Americans still worried, despite the economic rebound
Despite leading indicators showing that the US economy continues moving into positive territory and the Dow Jones Industrial Index is at record levels, why are Americans still worried? According to The Harris Poll, US citizens are still concerned about several aspects of the overall economic picture, and more importantly, how it affects their savings accounts and wallets.
The Harris Poll surveyed 2,306 American adults online between July 16th and 21st.
Barack Obama rating
Historically, when things are going well the President is praised, and then blamed when the economy takes a downturn.
Despite the current economic recovery, only 30% of Americans give President Obama a positive rating for how the economy is being handled, while 70% give him a negative rating. During the previous month the figures were 32% and 68% respectively.
(Data source: The Harris Poll)
Just over half of all Americans (51%) expect their household’s financial conditions to remain the same during the next six months, while just 23% believe things will improve, and 26% say their situations will worsen, compared to last month’s 23%, 54% and 23% respectively.
(Data Source: Harris Poll)
What are Americans worried about?
Retirement and Healthcare
Sixty-eight percent of Americans who are self-employed or have a spouse who is self-employed say they are concerned that they will not have enough put aside for retirement.
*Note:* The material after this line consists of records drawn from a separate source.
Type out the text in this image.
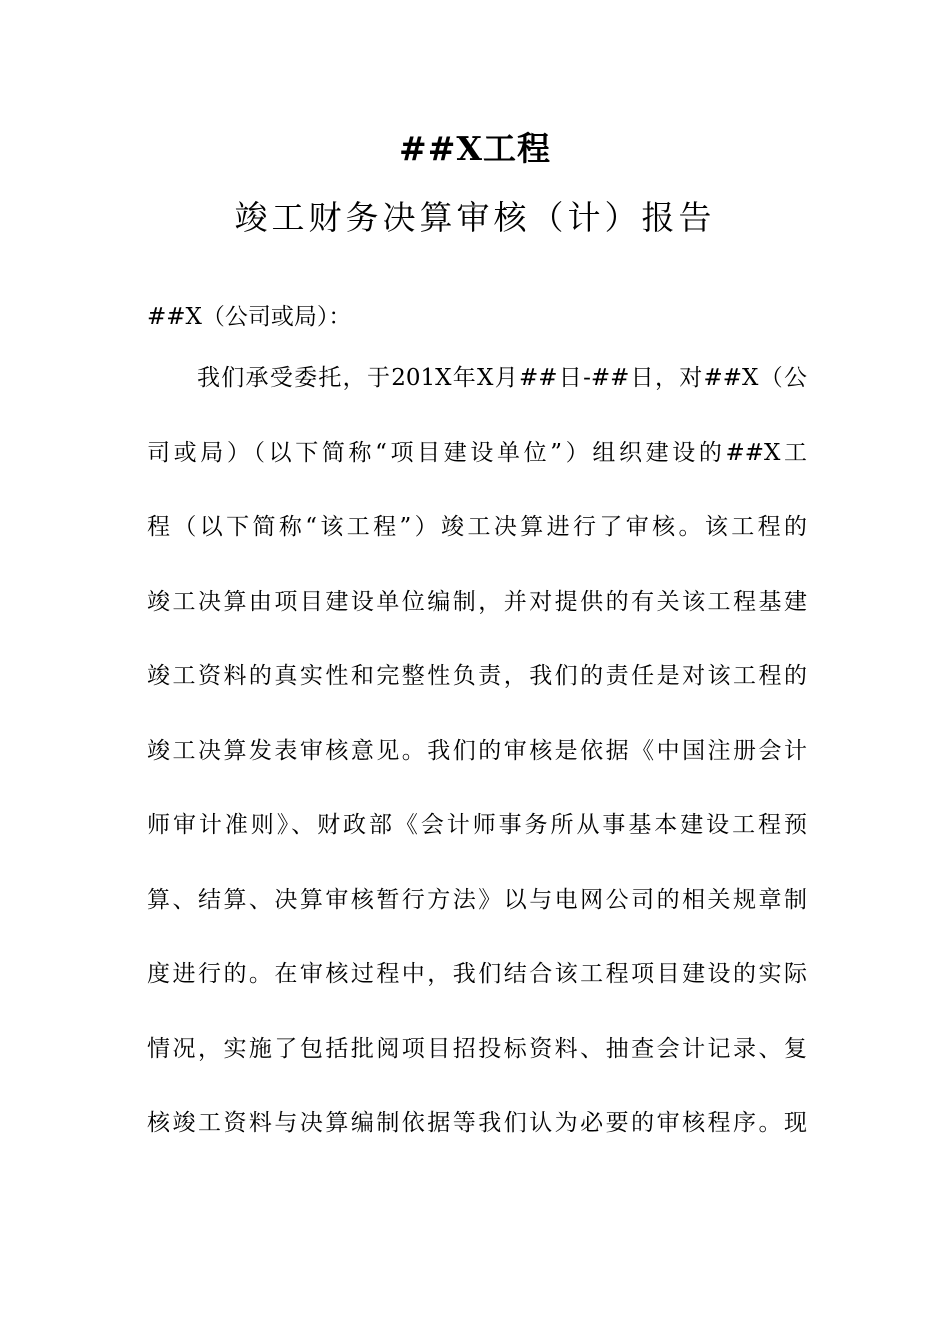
##X工程
竣工财务决算审核（计）报告
##X（公司或局）：
我们承受委托，于201X年X月##日-##日，对##X（公
司或局）（以下简称“项目建设单位”）组织建设的##X工
程（以下简称“该工程”）竣工决算进行了审核。该工程的
竣工决算由项目建设单位编制，并对提供的有关该工程基建
竣工资料的真实性和完整性负责，我们的责任是对该工程的
竣工决算发表审核意见。我们的审核是依据《中国注册会计
师审计准则》、财政部《会计师事务所从事基本建设工程预
算、结算、决算审核暂行方法》以与电网公司的相关规章制
度进行的。在审核过程中，我们结合该工程项目建设的实际
情况，实施了包括批阅项目招投标资料、抽查会计记录、复
核竣工资料与决算编制依据等我们认为必要的审核程序。现
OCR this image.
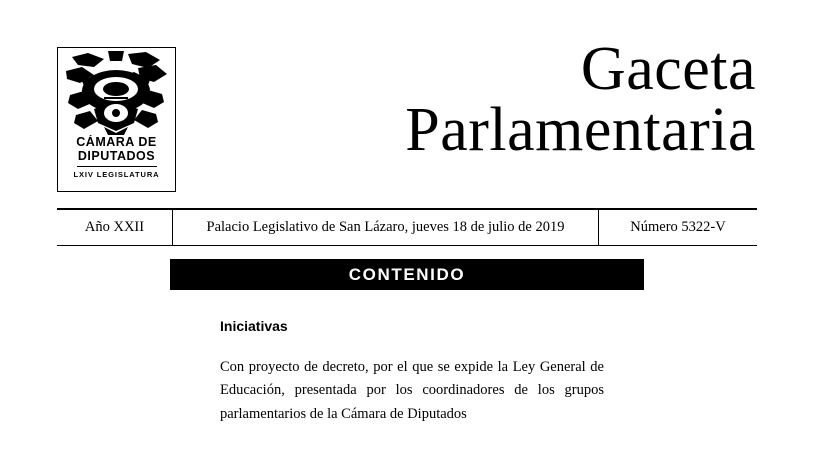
CÁMARA DE
DIPUTADOS
LXIV LEGISLATURA
Gaceta
Parlamentaria
Año XXII	Palacio Legislativo de San Lázaro, jueves 18 de julio de 2019	Número 5322-V
CONTENIDO
Iniciativas
Con proyecto de decreto, por el que se expide la Ley General de Educación, presentada por los coordinadores de los grupos parlamentarios de la Cámara de Diputados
Sixty-three percent in the same group worry that they will not be able to afford their healthcare costs.
Even though sixty percent of Americans say they are not worried that they (or their spouse) might have to take a second job to get by, 40% are worried.
Fifty-five percent of US citizens are concerned that they will have to work during their old age because they won’t have enough money to retire. The Harris Poll adds “However, this includes people who may have their eyes already on retirement.” Sixty-four percent of Millennials and 74% of Gen Xers are worried about this. (Millennials are people born in the 1980s or 1990s, while Gen Xers are those born from the early 1960s to early 1980s).
Sixty-three percent of parents whose children are under 18 worry that they will not be able to afford their kids’ college fees.
Thirty-six percent of parents with children of all ages worry that their kids will not be able to afford housing and might have to move back and live with them.
Twenty-three percent of respondents worry that they might not be able to afford their mortgage payments and could subsequently lose their homes. Thirty-two percent of Millennials who own a home and have a mortgage have this concern.
Among people who do not yet own a home, 61% are worried they will not be able to afford to buy one. Sixty-eight percent of Gen Xers and 66% of Millennials have the same concern.
More than half of all respondents (51%) said they are worried that all they will only have enough money for basic necessities, while 41% express concern about not being able to afford food, clothes, housing and transport.